The path links Duino with the harbour at Sistiana, a stroll that takes about half an hour if one does not linger over the views. It is a popular day-trip destination, and on this springtime morning I am passed — as I scribble notes at the head of the trail — by a number of families, couples and solitary walkers. Here at the beginning the path is paved, giving access to a vantage point with picture-postcard views of Duino Castle. From here the trail becomes rocky and uneven, more in keeping with the landscape it is crossing. This is a place of pines and brushwood, of limestone rocks with intricate water-carved designs, like miniature mountain ranges.

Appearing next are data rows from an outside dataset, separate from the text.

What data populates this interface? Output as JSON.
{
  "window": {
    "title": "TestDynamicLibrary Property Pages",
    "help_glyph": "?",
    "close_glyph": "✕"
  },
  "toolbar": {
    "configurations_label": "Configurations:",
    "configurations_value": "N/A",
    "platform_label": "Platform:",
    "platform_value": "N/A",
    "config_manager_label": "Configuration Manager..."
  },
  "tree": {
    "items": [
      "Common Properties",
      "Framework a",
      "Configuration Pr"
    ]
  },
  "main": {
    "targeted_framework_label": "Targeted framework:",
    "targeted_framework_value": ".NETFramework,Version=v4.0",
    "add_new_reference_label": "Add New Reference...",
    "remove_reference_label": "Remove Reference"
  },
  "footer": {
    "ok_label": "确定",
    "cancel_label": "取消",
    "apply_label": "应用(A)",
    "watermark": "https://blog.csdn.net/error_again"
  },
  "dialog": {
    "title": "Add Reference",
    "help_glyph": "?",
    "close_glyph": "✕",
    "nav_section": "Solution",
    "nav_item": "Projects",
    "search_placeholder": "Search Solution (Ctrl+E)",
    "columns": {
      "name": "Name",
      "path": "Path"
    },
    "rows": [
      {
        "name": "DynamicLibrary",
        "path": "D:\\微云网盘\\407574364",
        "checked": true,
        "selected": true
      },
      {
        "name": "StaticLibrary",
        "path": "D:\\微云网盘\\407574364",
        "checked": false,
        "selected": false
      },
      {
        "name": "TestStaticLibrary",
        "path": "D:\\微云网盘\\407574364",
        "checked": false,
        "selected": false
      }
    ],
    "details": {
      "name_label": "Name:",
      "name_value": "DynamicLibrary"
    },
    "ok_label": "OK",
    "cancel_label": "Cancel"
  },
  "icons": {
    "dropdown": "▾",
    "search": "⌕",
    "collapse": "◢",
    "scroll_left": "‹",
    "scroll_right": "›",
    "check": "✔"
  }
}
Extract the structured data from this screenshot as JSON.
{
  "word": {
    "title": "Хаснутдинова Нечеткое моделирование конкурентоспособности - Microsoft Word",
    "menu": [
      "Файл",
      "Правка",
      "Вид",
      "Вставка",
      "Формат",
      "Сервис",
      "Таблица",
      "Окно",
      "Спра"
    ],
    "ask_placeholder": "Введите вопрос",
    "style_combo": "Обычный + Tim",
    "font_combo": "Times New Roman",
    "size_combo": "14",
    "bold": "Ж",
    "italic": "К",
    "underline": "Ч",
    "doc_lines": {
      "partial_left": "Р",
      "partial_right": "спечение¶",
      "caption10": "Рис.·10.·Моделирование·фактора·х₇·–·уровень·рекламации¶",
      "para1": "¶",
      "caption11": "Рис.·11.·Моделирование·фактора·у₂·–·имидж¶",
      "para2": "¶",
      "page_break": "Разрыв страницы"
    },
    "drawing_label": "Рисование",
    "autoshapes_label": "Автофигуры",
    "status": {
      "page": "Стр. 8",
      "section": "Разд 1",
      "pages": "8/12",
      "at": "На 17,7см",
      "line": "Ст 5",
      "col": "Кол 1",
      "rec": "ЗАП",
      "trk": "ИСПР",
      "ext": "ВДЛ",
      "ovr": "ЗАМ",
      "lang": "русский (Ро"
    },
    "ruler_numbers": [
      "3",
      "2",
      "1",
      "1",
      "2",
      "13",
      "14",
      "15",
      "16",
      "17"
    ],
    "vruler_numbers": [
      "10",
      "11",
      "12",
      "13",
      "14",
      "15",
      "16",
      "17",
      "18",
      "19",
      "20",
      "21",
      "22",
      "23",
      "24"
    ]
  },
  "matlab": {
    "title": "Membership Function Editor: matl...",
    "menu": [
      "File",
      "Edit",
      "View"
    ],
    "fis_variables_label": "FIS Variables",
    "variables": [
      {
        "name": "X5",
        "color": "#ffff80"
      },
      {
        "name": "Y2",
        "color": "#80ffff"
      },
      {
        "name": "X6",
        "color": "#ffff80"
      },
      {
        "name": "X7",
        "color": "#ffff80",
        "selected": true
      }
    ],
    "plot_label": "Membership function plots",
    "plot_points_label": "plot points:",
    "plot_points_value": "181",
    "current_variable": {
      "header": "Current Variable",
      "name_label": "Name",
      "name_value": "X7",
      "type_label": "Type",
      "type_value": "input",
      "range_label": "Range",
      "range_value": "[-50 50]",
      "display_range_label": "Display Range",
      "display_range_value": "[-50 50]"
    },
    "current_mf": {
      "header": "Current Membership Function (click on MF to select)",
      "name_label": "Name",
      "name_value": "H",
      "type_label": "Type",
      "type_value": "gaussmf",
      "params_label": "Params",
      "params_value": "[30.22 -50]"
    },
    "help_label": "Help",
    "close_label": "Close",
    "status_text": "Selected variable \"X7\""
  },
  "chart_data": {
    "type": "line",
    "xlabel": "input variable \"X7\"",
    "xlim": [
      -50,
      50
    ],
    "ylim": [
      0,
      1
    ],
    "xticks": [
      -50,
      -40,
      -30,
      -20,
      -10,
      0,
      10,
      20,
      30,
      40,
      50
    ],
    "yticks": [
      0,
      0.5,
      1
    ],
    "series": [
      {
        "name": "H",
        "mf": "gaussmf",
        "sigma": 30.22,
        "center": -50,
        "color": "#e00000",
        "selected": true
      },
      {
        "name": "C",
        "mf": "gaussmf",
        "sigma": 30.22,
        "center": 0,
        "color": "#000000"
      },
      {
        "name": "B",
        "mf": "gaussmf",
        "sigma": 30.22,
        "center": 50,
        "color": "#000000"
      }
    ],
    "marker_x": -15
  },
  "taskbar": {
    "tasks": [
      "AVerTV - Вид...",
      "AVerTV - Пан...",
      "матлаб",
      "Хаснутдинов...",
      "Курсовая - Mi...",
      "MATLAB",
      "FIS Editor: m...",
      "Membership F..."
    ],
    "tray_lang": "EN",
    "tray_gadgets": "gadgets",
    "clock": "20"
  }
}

This is the landscape of the karst, the very edge of the plateau which covers a large area of western Slovenia and that thin sliver of Italy that runs down the coast and links Trieste with the rest of the country. The karst is carbonate rock, created millions of years ago by sedimentation on the bottom of the sea that was, in the distant past, forced to the surface by earthquakes. It covers around 430 square kilometres, much of it a high plateau that drops down towards the Adriatic. The cliffs of Duino where I am walking mark its westernmost limit.